Detalles del incidente
En el partido del domingo, que terminó en un empate 1-1, los aficionados del Crystal Palace querían expresar su descontento por la reciente controversia que rodea a ambos clubes. La pancarta, además de mostrar a Gibbs-White, incluía un cuadro con un mensaje en un globo de diálogo que decía: “¡El Sr. Marinakis no está involucrado en chantajes, arreglo de partidos, tráfico de drogas o corrupción!”. También se podía ver a Marinakis sosteniendo una maleta repleta de dinero, a un expropietario minoritario del Palace representado como un payaso y un barco con su nombre.
Contexto de la rivalidad
La tensión entre Crystal Palace y Nottingham Forest ha estado presente desde que Forest ocupó el lugar del Palace en la UEFA Europa League, gracias a un fallo que sancionó al club londinense por violar las reglas de propiedad múltiple. Esto llevó a los aficionados del Palace a frustrarse aún más, dado que habían sido relegados a la Europa Conference League. La rivalidad y el clima hostil llevaron a la organización de un aumento de seguridad para este partido, consciente de las tensiones.

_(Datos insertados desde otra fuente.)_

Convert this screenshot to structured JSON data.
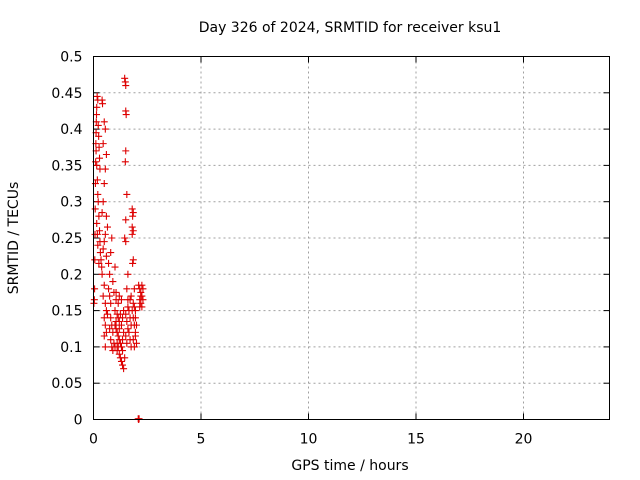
{
  "chart_data": {
    "type": "scatter",
    "title": "Day 326 of 2024, SRMTID for receiver ksu1",
    "xlabel": "GPS time / hours",
    "ylabel": "SRMTID / TECUs",
    "xlim": [
      0,
      24
    ],
    "ylim": [
      0,
      0.5
    ],
    "x_ticks": [
      0,
      5,
      10,
      15,
      20
    ],
    "x_tick_labels": [
      "0",
      "5",
      "10",
      "15",
      "20"
    ],
    "y_ticks": [
      0,
      0.05,
      0.1,
      0.15,
      0.2,
      0.25,
      0.3,
      0.35,
      0.4,
      0.45,
      0.5
    ],
    "y_tick_labels": [
      "0",
      "0.05",
      "0.1",
      "0.15",
      "0.2",
      "0.25",
      "0.3",
      "0.35",
      "0.4",
      "0.45",
      "0.5"
    ],
    "grid": true,
    "marker": "+",
    "color": "#dd0000",
    "series": [
      {
        "name": "ksu1",
        "points": [
          [
            0.02,
            0.16
          ],
          [
            0.04,
            0.165
          ],
          [
            0.05,
            0.18
          ],
          [
            0.06,
            0.22
          ],
          [
            0.07,
            0.255
          ],
          [
            0.08,
            0.29
          ],
          [
            0.09,
            0.325
          ],
          [
            0.1,
            0.355
          ],
          [
            0.11,
            0.38
          ],
          [
            0.12,
            0.395
          ],
          [
            0.13,
            0.41
          ],
          [
            0.14,
            0.42
          ],
          [
            0.15,
            0.43
          ],
          [
            0.17,
            0.445
          ],
          [
            0.2,
            0.44
          ],
          [
            0.22,
            0.405
          ],
          [
            0.24,
            0.39
          ],
          [
            0.26,
            0.375
          ],
          [
            0.28,
            0.36
          ],
          [
            0.3,
            0.345
          ],
          [
            0.12,
            0.37
          ],
          [
            0.15,
            0.35
          ],
          [
            0.18,
            0.33
          ],
          [
            0.2,
            0.31
          ],
          [
            0.22,
            0.3
          ],
          [
            0.25,
            0.28
          ],
          [
            0.28,
            0.26
          ],
          [
            0.3,
            0.245
          ],
          [
            0.32,
            0.23
          ],
          [
            0.35,
            0.22
          ],
          [
            0.38,
            0.21
          ],
          [
            0.4,
            0.2
          ],
          [
            0.15,
            0.27
          ],
          [
            0.18,
            0.255
          ],
          [
            0.2,
            0.24
          ],
          [
            0.25,
            0.215
          ],
          [
            0.4,
            0.44
          ],
          [
            0.42,
            0.435
          ],
          [
            0.45,
            0.38
          ],
          [
            0.5,
            0.41
          ],
          [
            0.55,
            0.4
          ],
          [
            0.6,
            0.365
          ],
          [
            0.55,
            0.345
          ],
          [
            0.5,
            0.325
          ],
          [
            0.45,
            0.3
          ],
          [
            0.4,
            0.285
          ],
          [
            0.6,
            0.28
          ],
          [
            0.65,
            0.265
          ],
          [
            0.55,
            0.255
          ],
          [
            0.5,
            0.245
          ],
          [
            0.45,
            0.235
          ],
          [
            0.6,
            0.225
          ],
          [
            0.7,
            0.215
          ],
          [
            0.5,
            0.185
          ],
          [
            0.45,
            0.17
          ],
          [
            0.55,
            0.16
          ],
          [
            0.6,
            0.15
          ],
          [
            0.65,
            0.145
          ],
          [
            0.5,
            0.14
          ],
          [
            0.55,
            0.13
          ],
          [
            0.6,
            0.12
          ],
          [
            0.5,
            0.115
          ],
          [
            0.55,
            0.1
          ],
          [
            0.7,
            0.18
          ],
          [
            0.75,
            0.17
          ],
          [
            0.8,
            0.16
          ],
          [
            0.85,
            0.25
          ],
          [
            0.8,
            0.23
          ],
          [
            0.75,
            0.2
          ],
          [
            0.9,
            0.19
          ],
          [
            0.95,
            0.175
          ],
          [
            0.8,
            0.14
          ],
          [
            0.85,
            0.13
          ],
          [
            0.9,
            0.12
          ],
          [
            0.75,
            0.125
          ],
          [
            0.8,
            0.11
          ],
          [
            0.85,
            0.1
          ],
          [
            0.9,
            0.095
          ],
          [
            0.95,
            0.105
          ],
          [
            1.0,
            0.21
          ],
          [
            1.05,
            0.165
          ],
          [
            1.0,
            0.15
          ],
          [
            1.1,
            0.145
          ],
          [
            1.15,
            0.14
          ],
          [
            1.2,
            0.135
          ],
          [
            1.0,
            0.13
          ],
          [
            1.05,
            0.125
          ],
          [
            1.1,
            0.12
          ],
          [
            1.15,
            0.115
          ],
          [
            1.2,
            0.11
          ],
          [
            1.25,
            0.105
          ],
          [
            1.0,
            0.1
          ],
          [
            1.1,
            0.095
          ],
          [
            1.2,
            0.09
          ],
          [
            1.25,
            0.085
          ],
          [
            1.3,
            0.08
          ],
          [
            1.35,
            0.075
          ],
          [
            1.4,
            0.07
          ],
          [
            1.3,
            0.1
          ],
          [
            1.35,
            0.11
          ],
          [
            1.4,
            0.12
          ],
          [
            1.3,
            0.13
          ],
          [
            1.35,
            0.14
          ],
          [
            1.4,
            0.15
          ],
          [
            1.3,
            0.165
          ],
          [
            1.2,
            0.17
          ],
          [
            1.15,
            0.16
          ],
          [
            1.05,
            0.175
          ],
          [
            1.1,
            0.105
          ],
          [
            1.2,
            0.125
          ],
          [
            1.25,
            0.145
          ],
          [
            1.35,
            0.095
          ],
          [
            1.45,
            0.085
          ],
          [
            1.05,
            0.135
          ],
          [
            1.15,
            0.1
          ],
          [
            1.45,
            0.47
          ],
          [
            1.48,
            0.465
          ],
          [
            1.5,
            0.46
          ],
          [
            1.5,
            0.425
          ],
          [
            1.52,
            0.42
          ],
          [
            1.5,
            0.37
          ],
          [
            1.48,
            0.355
          ],
          [
            1.55,
            0.31
          ],
          [
            1.5,
            0.275
          ],
          [
            1.45,
            0.25
          ],
          [
            1.5,
            0.245
          ],
          [
            1.6,
            0.2
          ],
          [
            1.55,
            0.18
          ],
          [
            1.6,
            0.155
          ],
          [
            1.5,
            0.145
          ],
          [
            1.55,
            0.135
          ],
          [
            1.6,
            0.125
          ],
          [
            1.5,
            0.115
          ],
          [
            1.55,
            0.105
          ],
          [
            1.6,
            0.165
          ],
          [
            1.65,
            0.15
          ],
          [
            1.7,
            0.14
          ],
          [
            1.75,
            0.13
          ],
          [
            1.65,
            0.12
          ],
          [
            1.7,
            0.11
          ],
          [
            1.75,
            0.1
          ],
          [
            1.8,
            0.15
          ],
          [
            1.7,
            0.165
          ],
          [
            1.75,
            0.17
          ],
          [
            1.8,
            0.29
          ],
          [
            1.85,
            0.285
          ],
          [
            1.82,
            0.28
          ],
          [
            1.8,
            0.265
          ],
          [
            1.85,
            0.26
          ],
          [
            1.8,
            0.255
          ],
          [
            1.85,
            0.22
          ],
          [
            1.82,
            0.215
          ],
          [
            1.9,
            0.18
          ],
          [
            1.85,
            0.16
          ],
          [
            1.9,
            0.155
          ],
          [
            1.95,
            0.15
          ],
          [
            1.85,
            0.14
          ],
          [
            1.9,
            0.13
          ],
          [
            1.95,
            0.12
          ],
          [
            1.85,
            0.11
          ],
          [
            1.9,
            0.1
          ],
          [
            1.95,
            0.14
          ],
          [
            2.0,
            0.13
          ],
          [
            1.95,
            0.115
          ],
          [
            2.0,
            0.105
          ],
          [
            2.1,
            0.185
          ],
          [
            2.15,
            0.18
          ],
          [
            2.2,
            0.175
          ],
          [
            2.25,
            0.17
          ],
          [
            2.15,
            0.165
          ],
          [
            2.2,
            0.16
          ],
          [
            2.25,
            0.155
          ],
          [
            2.3,
            0.165
          ],
          [
            2.3,
            0.18
          ],
          [
            2.2,
            0.17
          ],
          [
            2.15,
            0.155
          ],
          [
            2.25,
            0.185
          ],
          [
            2.08,
            0.001
          ],
          [
            2.12,
            0.001
          ],
          [
            2.1,
            0.0
          ]
        ]
      }
    ]
  }
}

Reacción de Nottingham Forest
Tras el despliegue de la pancarta, Nottingham Forest se mostró preocupado por la seguridad de sus jugadores y la imagen del club. Con el impacto de estos actos sobre la reputación y el entorno del fútbol en mente, la FA decidió investigar el incidente, indicando que las acciones de algunos aficionados podrían tener consecuencias serias.
¿Qué sigue?
A medida que la FA prosigue con su investigación, queda por ver si Crystal Palace sufrirá alguna sanción por el comportamiento de sus aficionados. Ambos equipos se enfrentarán de nuevo en el City Ground el 31 de enero, lo que podría resultar en otro encuentro apasionante y lleno de tensión. La rivalidad en aumento promete mantener a los aficionados al borde de sus asientos.